O art. 138, IV, do CPC/2015 traz uma cláusula geral de
medidas atípicas, mas isso tem uma razão de ser. A previsão de uma cláusula
geral, contendo uma autorização genérica, se dá diante da impossibilidade de a
legislação considerar todas as hipóteses possíveis no mundo contemporâneo,
caracterizado pelo dinamismo e pelo risco relacionados aos mais diversos ramos
jurídicos.
Assim, as medidas atípicas devem ser avaliadas de forma
casuística, de modo a garantir ao juiz a interpretação da norma e a melhor
adequação ao caso concreto, aplicando ao devedor ou executado aquela que lhe
for menos gravosa, mediante decisão devidamente motivada.
Vale ressaltar, contudo, que a discricionariedade judicial
não se confunde com arbitrariedade, razão pela qual qualquer abuso deverá ser
coibido pelos meios processuais próprios, que são os recursos previstos no
ordenamento processual.
Em suma:
São constitucionais
— desde que respeitados os direitos fundamentais da pessoa humana e observados
os valores especificados no próprio ordenamento processual, em especial os
princípios da proporcionalidade e da razoabilidade — as medidas atípicas
previstas no CPC/2015 destinadas a assegurar a efetivação dos julgados.
STF.
Plenário. ADI 5941/DF, Rel. Min. Luiz Fux, julgado em 9/02/2023 (Info 1082).
Com base nesse entendimento, o Plenário, por maioria, julgou
improcedente o pedido e decidiu que é constitucional o art. 139, IV, do
CPC/2015.
A decisão acima significa que o STF disse que o
indivíduo que esteja com dívidas fica impedido de particular de concursos
públicos?
NÃO. Na época em que a notícia do julgado foi divulgada,
essa confusão surgiu em algumas pessoas.
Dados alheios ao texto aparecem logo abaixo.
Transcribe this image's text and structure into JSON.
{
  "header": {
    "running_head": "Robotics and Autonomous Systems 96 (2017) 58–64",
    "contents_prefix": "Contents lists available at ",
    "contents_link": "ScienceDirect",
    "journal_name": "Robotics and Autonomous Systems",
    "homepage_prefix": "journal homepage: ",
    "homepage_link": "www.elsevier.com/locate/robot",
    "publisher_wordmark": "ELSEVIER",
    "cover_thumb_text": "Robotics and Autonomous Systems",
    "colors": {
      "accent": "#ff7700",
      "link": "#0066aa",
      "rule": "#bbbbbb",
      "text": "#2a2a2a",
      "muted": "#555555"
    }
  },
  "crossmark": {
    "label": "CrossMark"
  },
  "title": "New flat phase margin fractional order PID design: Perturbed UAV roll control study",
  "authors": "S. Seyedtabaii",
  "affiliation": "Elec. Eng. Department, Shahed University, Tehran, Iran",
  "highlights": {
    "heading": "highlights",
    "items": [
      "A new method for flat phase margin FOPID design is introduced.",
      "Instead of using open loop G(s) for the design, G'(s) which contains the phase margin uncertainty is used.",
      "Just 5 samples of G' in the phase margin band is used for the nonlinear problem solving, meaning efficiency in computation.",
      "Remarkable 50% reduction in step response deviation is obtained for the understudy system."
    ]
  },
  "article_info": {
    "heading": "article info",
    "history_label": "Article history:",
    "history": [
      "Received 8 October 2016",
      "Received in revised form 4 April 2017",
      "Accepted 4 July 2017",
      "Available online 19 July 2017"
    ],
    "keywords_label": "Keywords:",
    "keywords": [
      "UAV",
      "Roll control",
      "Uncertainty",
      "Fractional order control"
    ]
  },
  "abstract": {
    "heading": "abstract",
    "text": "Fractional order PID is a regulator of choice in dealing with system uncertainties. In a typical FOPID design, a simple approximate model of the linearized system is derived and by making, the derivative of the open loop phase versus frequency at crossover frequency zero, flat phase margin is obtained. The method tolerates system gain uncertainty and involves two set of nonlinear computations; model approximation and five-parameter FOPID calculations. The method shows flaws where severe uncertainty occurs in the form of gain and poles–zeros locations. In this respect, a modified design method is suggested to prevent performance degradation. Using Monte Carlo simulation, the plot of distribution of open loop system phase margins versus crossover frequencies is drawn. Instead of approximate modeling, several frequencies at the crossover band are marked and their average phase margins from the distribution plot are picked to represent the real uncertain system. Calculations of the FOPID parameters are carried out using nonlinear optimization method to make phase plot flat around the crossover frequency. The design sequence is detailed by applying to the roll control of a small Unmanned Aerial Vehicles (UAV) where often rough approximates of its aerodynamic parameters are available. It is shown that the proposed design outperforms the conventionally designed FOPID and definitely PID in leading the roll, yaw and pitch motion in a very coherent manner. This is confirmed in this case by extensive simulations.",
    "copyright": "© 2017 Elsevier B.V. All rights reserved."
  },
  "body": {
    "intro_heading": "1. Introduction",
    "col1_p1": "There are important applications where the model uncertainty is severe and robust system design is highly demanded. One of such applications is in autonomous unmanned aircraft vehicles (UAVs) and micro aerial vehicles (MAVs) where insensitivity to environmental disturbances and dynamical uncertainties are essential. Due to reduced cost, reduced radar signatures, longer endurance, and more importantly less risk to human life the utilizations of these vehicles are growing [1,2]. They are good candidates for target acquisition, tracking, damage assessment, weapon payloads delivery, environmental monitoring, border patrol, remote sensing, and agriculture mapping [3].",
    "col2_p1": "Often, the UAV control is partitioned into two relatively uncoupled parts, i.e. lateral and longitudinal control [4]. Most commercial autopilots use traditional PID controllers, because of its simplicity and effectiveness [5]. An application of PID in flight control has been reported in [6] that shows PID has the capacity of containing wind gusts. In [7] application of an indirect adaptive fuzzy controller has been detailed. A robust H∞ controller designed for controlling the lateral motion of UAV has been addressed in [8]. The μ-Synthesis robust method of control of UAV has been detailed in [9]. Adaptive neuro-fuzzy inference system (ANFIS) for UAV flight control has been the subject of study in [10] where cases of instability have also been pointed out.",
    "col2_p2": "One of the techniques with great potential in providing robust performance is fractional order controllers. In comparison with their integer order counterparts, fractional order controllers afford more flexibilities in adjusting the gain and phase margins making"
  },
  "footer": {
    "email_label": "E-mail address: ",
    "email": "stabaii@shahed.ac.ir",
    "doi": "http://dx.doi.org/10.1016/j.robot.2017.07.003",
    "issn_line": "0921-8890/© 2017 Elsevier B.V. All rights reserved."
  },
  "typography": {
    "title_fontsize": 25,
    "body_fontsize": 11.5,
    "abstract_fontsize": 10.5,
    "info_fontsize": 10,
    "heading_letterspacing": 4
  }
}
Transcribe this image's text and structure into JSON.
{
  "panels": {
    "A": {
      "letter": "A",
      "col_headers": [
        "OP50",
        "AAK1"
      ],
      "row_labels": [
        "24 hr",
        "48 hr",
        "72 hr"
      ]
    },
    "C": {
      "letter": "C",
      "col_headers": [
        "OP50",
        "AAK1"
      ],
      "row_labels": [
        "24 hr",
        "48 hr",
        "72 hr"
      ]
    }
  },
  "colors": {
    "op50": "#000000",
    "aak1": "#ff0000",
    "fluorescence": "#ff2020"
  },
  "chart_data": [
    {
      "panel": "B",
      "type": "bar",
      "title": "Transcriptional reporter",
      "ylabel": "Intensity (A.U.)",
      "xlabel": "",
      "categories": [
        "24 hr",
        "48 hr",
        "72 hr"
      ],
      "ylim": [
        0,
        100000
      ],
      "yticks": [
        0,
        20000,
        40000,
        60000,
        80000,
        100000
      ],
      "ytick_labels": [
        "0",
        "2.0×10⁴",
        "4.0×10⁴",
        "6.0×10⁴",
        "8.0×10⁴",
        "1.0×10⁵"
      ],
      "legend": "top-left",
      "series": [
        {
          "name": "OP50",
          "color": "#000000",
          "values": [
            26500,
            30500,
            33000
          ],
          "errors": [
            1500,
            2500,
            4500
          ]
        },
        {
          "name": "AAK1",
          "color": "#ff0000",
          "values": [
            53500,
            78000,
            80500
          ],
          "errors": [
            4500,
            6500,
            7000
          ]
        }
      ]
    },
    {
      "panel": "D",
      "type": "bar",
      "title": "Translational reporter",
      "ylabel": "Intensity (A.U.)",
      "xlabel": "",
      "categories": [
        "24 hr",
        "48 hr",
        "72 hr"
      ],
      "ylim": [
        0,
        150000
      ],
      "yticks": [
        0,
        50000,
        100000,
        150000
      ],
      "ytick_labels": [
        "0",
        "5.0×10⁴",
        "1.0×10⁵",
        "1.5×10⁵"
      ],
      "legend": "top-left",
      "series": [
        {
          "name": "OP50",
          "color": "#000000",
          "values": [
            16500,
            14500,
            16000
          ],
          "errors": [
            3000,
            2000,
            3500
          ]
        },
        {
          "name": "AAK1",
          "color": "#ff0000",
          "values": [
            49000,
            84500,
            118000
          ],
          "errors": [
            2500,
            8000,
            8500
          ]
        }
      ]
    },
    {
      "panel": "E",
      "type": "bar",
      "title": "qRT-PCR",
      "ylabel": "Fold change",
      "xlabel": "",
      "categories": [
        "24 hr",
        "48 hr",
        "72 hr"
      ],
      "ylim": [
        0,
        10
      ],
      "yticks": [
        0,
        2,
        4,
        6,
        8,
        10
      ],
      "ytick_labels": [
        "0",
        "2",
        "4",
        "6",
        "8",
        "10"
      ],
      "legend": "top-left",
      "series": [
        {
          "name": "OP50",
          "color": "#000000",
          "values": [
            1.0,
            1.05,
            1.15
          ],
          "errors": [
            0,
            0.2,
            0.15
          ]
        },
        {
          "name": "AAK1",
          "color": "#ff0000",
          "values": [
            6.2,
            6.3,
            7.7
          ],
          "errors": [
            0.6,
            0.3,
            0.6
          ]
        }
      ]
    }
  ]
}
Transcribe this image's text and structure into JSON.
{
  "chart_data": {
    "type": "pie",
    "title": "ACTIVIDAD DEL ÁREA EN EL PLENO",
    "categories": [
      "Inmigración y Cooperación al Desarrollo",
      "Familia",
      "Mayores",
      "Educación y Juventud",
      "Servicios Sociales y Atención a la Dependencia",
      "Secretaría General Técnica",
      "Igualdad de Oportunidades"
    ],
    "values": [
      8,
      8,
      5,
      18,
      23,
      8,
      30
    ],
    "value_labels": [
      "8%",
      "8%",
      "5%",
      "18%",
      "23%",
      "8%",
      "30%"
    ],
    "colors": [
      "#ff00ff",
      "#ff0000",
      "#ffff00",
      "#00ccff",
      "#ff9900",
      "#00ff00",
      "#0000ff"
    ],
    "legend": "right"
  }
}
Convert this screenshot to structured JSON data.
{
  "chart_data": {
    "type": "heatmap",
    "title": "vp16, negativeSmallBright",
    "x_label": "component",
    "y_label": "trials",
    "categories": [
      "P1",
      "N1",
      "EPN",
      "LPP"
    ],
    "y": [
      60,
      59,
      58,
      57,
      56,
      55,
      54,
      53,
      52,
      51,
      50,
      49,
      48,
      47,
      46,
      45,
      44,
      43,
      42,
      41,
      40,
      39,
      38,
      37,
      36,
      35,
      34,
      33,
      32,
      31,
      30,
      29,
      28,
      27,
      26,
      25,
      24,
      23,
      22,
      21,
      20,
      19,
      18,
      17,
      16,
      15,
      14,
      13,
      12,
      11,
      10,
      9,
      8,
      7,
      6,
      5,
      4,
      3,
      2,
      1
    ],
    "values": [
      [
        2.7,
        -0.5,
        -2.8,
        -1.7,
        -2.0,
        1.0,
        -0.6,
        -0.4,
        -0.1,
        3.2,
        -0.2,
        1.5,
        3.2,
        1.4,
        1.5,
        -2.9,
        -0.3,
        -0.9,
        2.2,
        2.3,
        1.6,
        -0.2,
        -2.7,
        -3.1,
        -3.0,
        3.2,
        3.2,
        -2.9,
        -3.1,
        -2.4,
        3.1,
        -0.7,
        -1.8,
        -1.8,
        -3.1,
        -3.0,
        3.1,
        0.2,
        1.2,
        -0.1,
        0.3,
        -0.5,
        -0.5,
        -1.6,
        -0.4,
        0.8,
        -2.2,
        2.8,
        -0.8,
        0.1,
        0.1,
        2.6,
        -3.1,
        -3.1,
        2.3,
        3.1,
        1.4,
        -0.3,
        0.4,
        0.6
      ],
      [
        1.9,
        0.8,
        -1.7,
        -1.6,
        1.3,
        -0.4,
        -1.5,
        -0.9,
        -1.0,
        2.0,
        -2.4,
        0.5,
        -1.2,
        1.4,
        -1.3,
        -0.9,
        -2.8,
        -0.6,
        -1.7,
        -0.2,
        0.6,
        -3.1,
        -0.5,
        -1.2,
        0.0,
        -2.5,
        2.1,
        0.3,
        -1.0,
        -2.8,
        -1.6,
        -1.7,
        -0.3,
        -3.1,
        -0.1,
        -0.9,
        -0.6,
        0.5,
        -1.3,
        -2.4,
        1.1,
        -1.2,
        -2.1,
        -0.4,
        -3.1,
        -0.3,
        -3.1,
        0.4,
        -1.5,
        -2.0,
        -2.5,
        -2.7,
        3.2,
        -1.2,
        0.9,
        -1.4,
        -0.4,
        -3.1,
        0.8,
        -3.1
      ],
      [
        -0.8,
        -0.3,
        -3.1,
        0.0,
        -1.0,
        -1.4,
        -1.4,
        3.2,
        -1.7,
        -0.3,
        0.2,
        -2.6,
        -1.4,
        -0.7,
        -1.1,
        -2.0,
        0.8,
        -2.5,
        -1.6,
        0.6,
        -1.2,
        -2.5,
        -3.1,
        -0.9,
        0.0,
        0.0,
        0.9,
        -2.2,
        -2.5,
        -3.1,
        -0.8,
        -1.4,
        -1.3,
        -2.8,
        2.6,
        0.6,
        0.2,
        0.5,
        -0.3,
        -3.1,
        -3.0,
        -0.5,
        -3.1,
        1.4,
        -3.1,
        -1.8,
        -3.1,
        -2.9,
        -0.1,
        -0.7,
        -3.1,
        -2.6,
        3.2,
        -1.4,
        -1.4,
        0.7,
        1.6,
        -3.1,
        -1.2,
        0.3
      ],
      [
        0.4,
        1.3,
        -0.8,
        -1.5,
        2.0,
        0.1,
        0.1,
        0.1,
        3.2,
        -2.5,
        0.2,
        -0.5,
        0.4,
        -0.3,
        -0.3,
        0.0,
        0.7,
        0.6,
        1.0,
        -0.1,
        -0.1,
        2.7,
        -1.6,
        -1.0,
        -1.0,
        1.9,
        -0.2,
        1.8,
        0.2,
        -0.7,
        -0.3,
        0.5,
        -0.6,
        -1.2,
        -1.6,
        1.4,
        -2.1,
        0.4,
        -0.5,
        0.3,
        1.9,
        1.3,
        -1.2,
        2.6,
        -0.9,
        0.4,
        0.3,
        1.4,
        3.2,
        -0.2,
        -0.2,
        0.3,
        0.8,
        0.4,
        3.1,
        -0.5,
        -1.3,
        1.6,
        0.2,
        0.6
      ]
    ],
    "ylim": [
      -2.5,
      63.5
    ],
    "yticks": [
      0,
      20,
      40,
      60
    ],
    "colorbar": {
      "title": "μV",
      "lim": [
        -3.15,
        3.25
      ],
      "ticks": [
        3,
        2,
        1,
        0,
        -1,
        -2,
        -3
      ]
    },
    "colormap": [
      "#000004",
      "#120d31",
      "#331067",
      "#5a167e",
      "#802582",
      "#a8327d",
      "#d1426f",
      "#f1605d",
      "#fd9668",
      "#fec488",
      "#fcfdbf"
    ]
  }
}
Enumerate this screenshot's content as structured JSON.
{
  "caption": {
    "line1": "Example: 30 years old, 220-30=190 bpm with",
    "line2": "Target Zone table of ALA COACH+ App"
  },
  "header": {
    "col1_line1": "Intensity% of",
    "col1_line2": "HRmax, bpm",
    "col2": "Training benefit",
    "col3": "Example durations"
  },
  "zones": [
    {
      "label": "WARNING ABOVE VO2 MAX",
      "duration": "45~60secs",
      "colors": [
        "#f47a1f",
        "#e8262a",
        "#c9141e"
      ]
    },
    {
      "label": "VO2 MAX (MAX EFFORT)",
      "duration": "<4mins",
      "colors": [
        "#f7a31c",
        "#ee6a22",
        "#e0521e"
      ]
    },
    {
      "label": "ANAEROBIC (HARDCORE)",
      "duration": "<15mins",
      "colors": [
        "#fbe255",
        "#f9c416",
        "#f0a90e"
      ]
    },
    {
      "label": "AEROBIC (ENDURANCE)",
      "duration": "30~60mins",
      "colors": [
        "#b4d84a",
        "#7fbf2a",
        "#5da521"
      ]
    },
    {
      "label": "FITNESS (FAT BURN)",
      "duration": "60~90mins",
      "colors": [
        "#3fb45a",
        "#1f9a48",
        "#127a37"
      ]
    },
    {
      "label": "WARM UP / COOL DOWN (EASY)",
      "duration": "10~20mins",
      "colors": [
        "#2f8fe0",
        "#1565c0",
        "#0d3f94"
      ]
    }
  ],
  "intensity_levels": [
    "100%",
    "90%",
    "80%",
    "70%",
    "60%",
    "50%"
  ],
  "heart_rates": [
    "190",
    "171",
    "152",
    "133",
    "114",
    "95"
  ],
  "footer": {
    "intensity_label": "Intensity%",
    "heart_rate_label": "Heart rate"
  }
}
O motivo desse equívoco foi o
seguinte:
Na petição inicial da ADI, o partido pediu que o STF
dissesse expressamente que seria inconstitucional decretar “a apreensão de
carteira nacional de habilitação e/ou suspensão do direito de dirigir, a
apreensão de passaporte, a proibição de participação em concurso público e a
proibição de participação em licitação pública” com base no art. 139, IV, do
CPC.
O STF rejeitou esse pedido afirmando que não cabia a ele
dizer, de antemão, de forma abstrata, quais medidas estariam proibidas. Segundo
a Corte, as medidas atípicas que serão aplicadas devem ser avaliadas pelo juiz
no caso concreto, “aplicando ao devedor ou executado aquela que lhe for menos
gravosa, mediante decisão devidamente motivada”.
O que o STF não quis foi proibir, de forma prévia, qualquer
medida, deixando para o magistrado fundamentar no caso concreto. Essa escolha
do juiz, contudo, não é absoluta nem pode ser arbitrária. O STF afirmou que a
medida imposta deve necessariamente respeitar:
• os direitos fundamentais da pessoa humana;
• os valores especificados no ordenamento processual;
• os princípios da proporcionalidade e da razoabilidade.
Diante desses parâmetros fixados pelo STF, em minha opinião,
não se mostra, na prática, no caso concreto, possível que o juiz decrete a
proibição de um candidato participar de concurso público pelo simples fato de
ele estar sendo executado. Essa medida ofenderia o princípio da
proporcionalidade, além de ser contrário ao objetivo primordial da execução,
que é a satisfação do crédito. Se o devedor for aprovado e nomeado, terá melhores
condições de pagar o débito.
Ademais as medidas atípicas do art. 139, IV, do CPC são
subsidiárias e não se aplicam pelo simples inadimplemento, sendo necessária a
demonstração de que há uma espécie de abuso por parte do devedor.